Two forms of sexual harassment violate Title VII's prohibitions against workplace inequality: i) quid pro quo and ii) hostile work environment harassment. Tomka, 66 F.3d at 1304-05. Under the Guidelines established by the EEOC, quid pro quo harassment occurs when "submission to or rejection of [unwelcome sexual] conduct by an individual is used as the basis for employment decisions affecting such individual." 29 C.F.R. § 1604.11(a)(2) (1993), quoted in Karibian v. Columbia Univ., 14 F.3d 773, 777 (2d Cir. 1994). A quid pro quo violation of Title VII is caused by explicit discriminatory alterations in the terms or conditions of a plaintiffs employment. Jin v. Metro. Life Ins. Co., 310 F.3d 84, 91 (2d Cir. 2002). Such explicit alterations are established when a plaintiff proves that an action, such as a firing or demotion, resulted from a refusal to submit to a supervisor's sexual demands, or that "an employer demanded sexual favors from an employee in return for a job benefit." Id. (quoting Burlington Indus., Inc. v. Ellerth, 524 U.S. 742, 752, 118 S.Ct. 2257, 2264 (1998)). Because the quid pro quo harasser, by definition, wields the employer's authority to alter the terms and conditions of employment — either actually or apparently — the law imposes strict liability on the employer for quid pro quo harassment. Karibian, 14 F.3d at 777.
A hostile work environment claim requires a showing (1) that the harassment was "sufficiently severe or pervasive to alter the conditions of the victim's employment and create an abusive working environment," and (2) that a specific basis exists for imputing the objectionable conduct to the employer. Alfano v. Costello, 294 F.3d 365, 373 (2d Cir. 2002) (quoting Perry v. Ethan Alien, Inc., 115 F.3d 143, 149 (2d Cir. 1997)). The misconduct shown must be "severe or pervasive enough to create an objectively hostile or abusive work environment," and the victim must also subjectively perceive that environment to be abusive. Id. at 373 (quoting Harris v.

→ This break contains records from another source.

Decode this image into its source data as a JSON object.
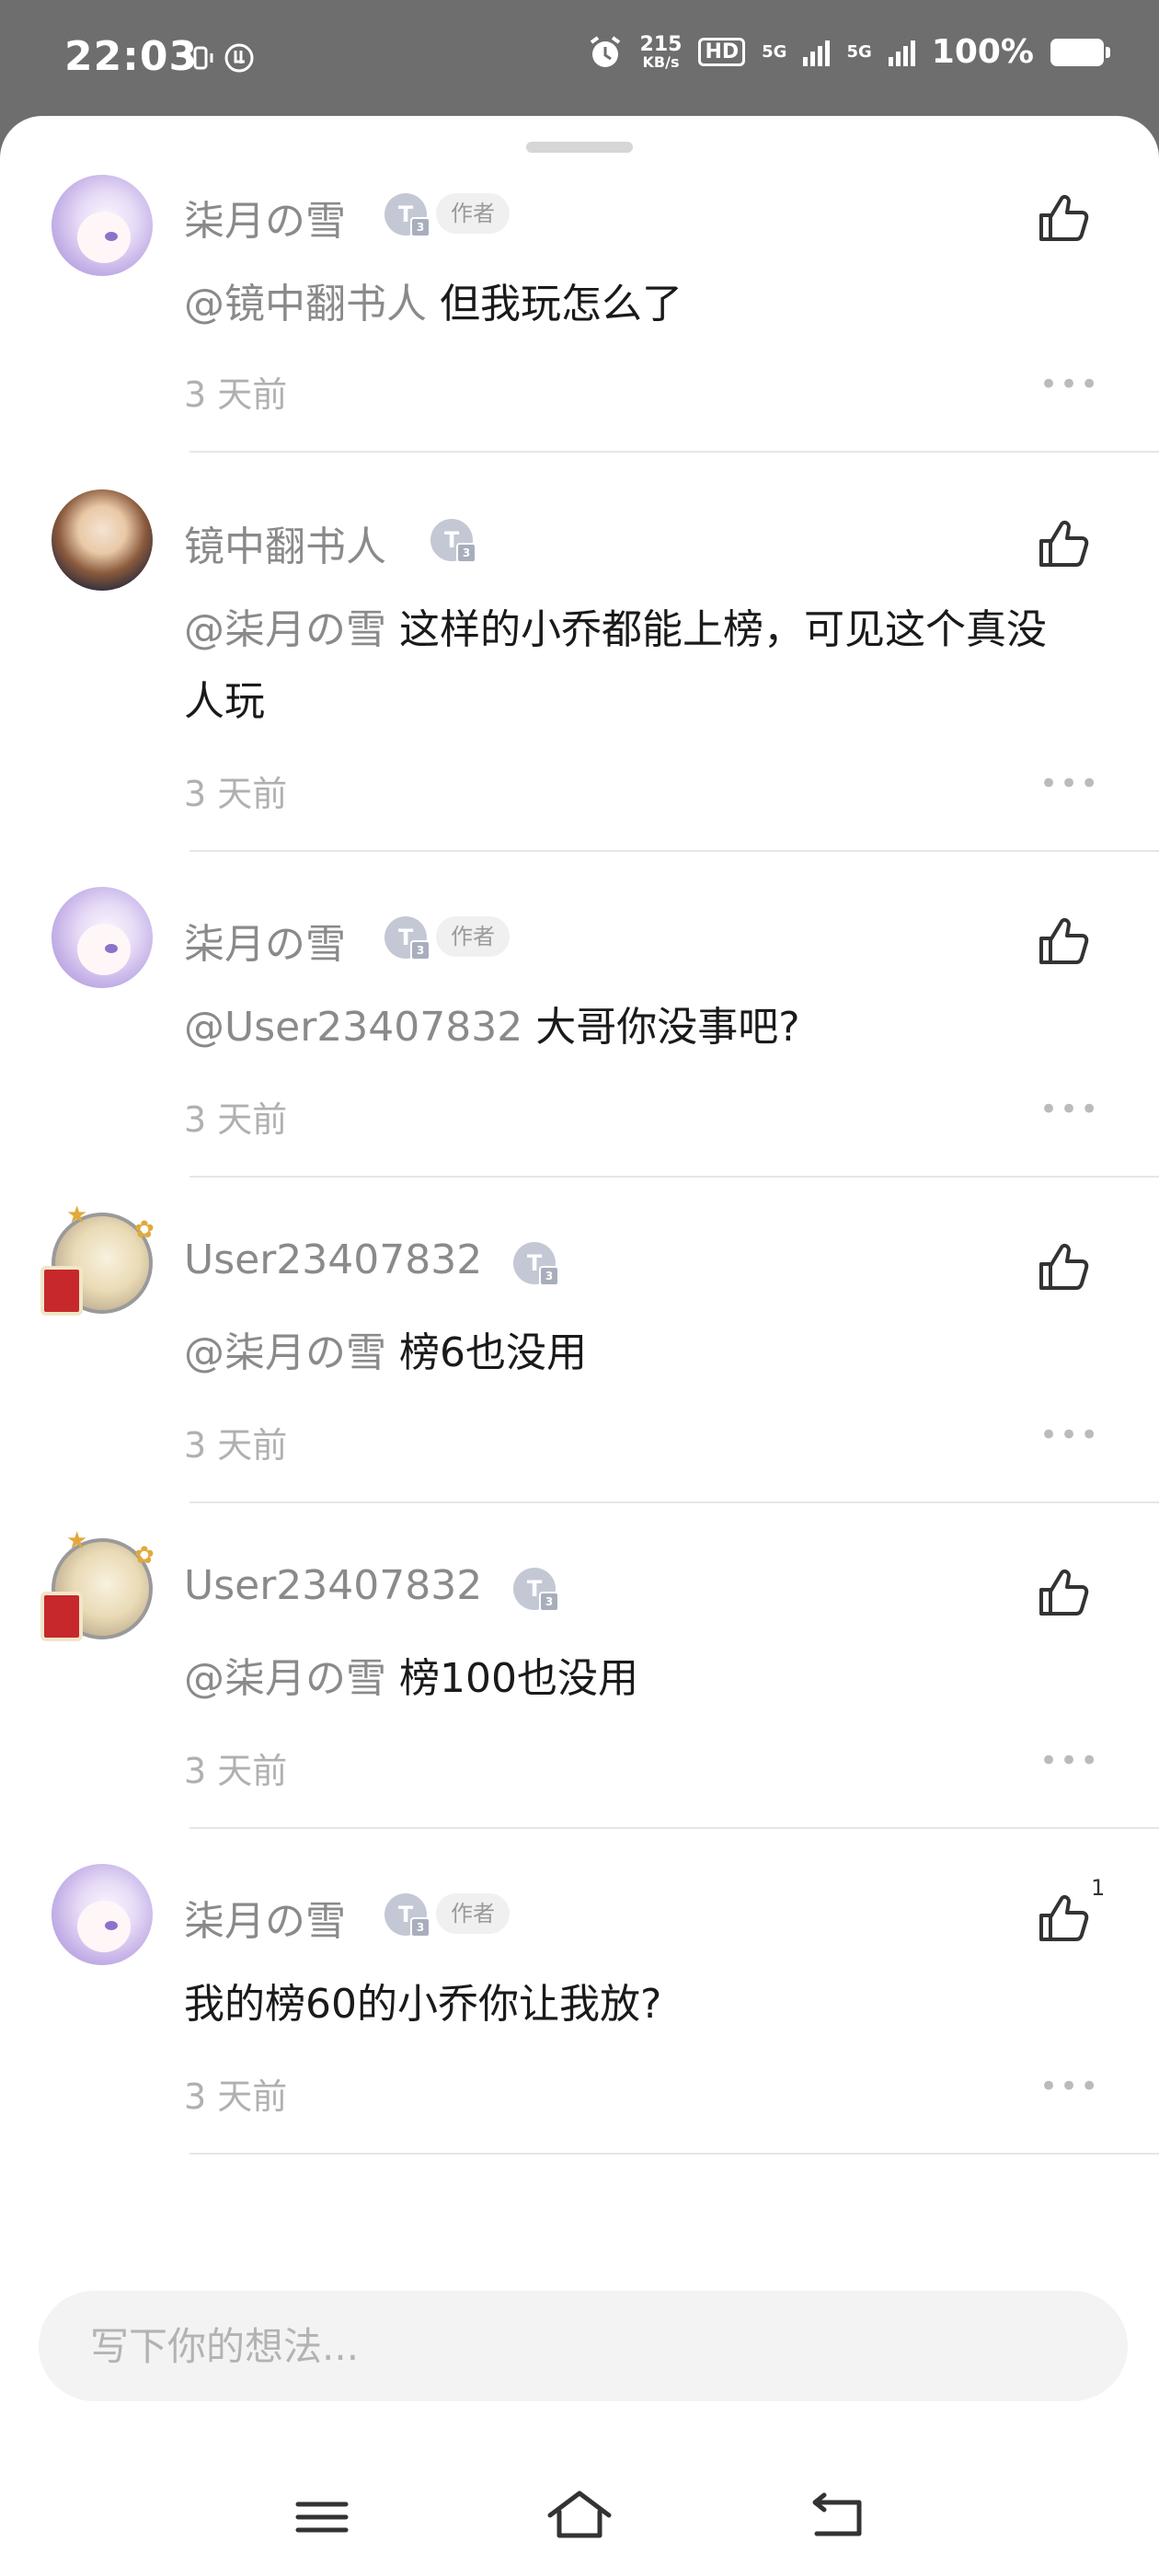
{
  "status_bar": {
    "time": "22:03",
    "speed_value": "215",
    "speed_unit": "KB/s",
    "hd": "HD",
    "net1": "5G",
    "net2": "5G",
    "battery": "100%"
  },
  "comments": [
    {
      "name": "柒月の雪",
      "badge": "T",
      "author_tag": "作者",
      "mention": "@镜中翻书人",
      "text": "但我玩怎么了",
      "time": "3 天前",
      "likes": "",
      "avatar": "purple-hair-girl-avatar"
    },
    {
      "name": "镜中翻书人",
      "badge": "T",
      "author_tag": "",
      "mention": "@柒月の雪",
      "text": "这样的小乔都能上榜，可见这个真没人玩",
      "time": "3 天前",
      "likes": "",
      "avatar": "brown-hair-boy-avatar"
    },
    {
      "name": "柒月の雪",
      "badge": "T",
      "author_tag": "作者",
      "mention": "@User23407832",
      "text": "大哥你没事吧?",
      "time": "3 天前",
      "likes": "",
      "avatar": "purple-hair-girl-avatar"
    },
    {
      "name": "User23407832",
      "badge": "T",
      "author_tag": "",
      "mention": "@柒月の雪",
      "text": "榜6也没用",
      "time": "3 天前",
      "likes": "",
      "avatar": "blonde-framed-avatar"
    },
    {
      "name": "User23407832",
      "badge": "T",
      "author_tag": "",
      "mention": "@柒月の雪",
      "text": "榜100也没用",
      "time": "3 天前",
      "likes": "",
      "avatar": "blonde-framed-avatar"
    },
    {
      "name": "柒月の雪",
      "badge": "T",
      "author_tag": "作者",
      "mention": "",
      "text": "我的榜60的小乔你让我放?",
      "time": "3 天前",
      "likes": "1",
      "avatar": "purple-hair-girl-avatar"
    }
  ],
  "more_glyph": "•••",
  "input": {
    "placeholder": "写下你的想法..."
  },
  "colors": {
    "accent_gray": "#8a8a8a",
    "text_dark": "#1a1a1a",
    "divider": "#e6e6e6"
  }
}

Forklift Sys., Inc., 510 U.S. 17, 21, 114 S.Ct. 367, 126 L.Ed.2d 295 (1993)). A plaintiff must also demonstrate that the conduct occurred because of her sex. Id. at 374. In Ellerth, the Supreme Court held that:
An employer is subject to vicarious liability to a victimized employee for an actionable hostile environment created by a supervisor with immediate (or successively higher) authority over the employee. When no tangible employment action is taken, a defending employer may raise an affirmative defense to liability or damages, subject to proof by a preponderance of the evidence. The defense comprises two necessary elements: (a) that the employer exercised reasonable care to prevent and correct promptly any sexually harassing behavior, and (b) that the plaintiff employee unreasonably failed to take advantage of any preventive or corrective opportunities provided by the employer or to avoid harm otherwise Ellerth. 524 U.S. at 745, 118 S.Ct. at 2261.

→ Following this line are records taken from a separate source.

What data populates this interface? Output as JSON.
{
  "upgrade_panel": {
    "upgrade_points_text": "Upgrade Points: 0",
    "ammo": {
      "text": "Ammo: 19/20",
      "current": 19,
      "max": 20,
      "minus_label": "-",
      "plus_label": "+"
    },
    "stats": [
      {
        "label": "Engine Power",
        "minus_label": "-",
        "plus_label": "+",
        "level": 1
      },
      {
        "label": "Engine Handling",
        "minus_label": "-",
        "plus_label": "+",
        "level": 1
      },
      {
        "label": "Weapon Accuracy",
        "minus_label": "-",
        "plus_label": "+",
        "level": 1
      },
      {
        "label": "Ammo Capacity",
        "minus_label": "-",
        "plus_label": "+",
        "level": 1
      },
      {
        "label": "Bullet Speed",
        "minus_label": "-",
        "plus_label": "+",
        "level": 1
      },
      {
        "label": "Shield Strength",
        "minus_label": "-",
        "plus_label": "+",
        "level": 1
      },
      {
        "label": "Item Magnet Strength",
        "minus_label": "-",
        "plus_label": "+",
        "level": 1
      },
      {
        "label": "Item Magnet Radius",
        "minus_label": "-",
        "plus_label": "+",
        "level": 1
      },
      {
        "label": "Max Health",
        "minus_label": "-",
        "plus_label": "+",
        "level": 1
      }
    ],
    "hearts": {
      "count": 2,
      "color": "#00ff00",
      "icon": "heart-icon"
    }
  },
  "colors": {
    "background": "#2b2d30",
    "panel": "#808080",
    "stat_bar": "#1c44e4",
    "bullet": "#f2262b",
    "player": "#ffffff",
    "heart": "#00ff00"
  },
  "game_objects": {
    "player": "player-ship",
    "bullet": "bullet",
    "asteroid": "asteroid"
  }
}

Title VII also permits claims of constructive discharge. An employee is constructively discharged when her employer, rather than discharging her directly, intentionally creates a work atmosphere so intolerable that she is forced to quit. Terry v. Ashcroft, 336 F.3d 128, 151-52 (2d Cir. 2003). Working conditions are intolerable when, viewed as a whole, they are "so difficult or unpleasant that a reasonable person in the employee's shoes would have felt compelled to resign." Id. (quoting Chertkova v. Connecticut Gen. Life Ins. Co., 92 F.3d 81, 89 (2d Cir. 1996)). In addition, to state a prima facie case of constructive discharge, a plaintiff must establish that the constructive discharge "occurred in circumstances giving rise to an inference of discrimination on the basis of her membership in [a protected] class." Chertkova, 92 F.3d at 89. Constructive discharge is not a tangible employment action depriving the employer of the availability of the affirmative defense to Title VII liability. Caridad v. Metro-North Commuter R.R., 191 F.3d 283, 294-95 (2d Cir. 1999).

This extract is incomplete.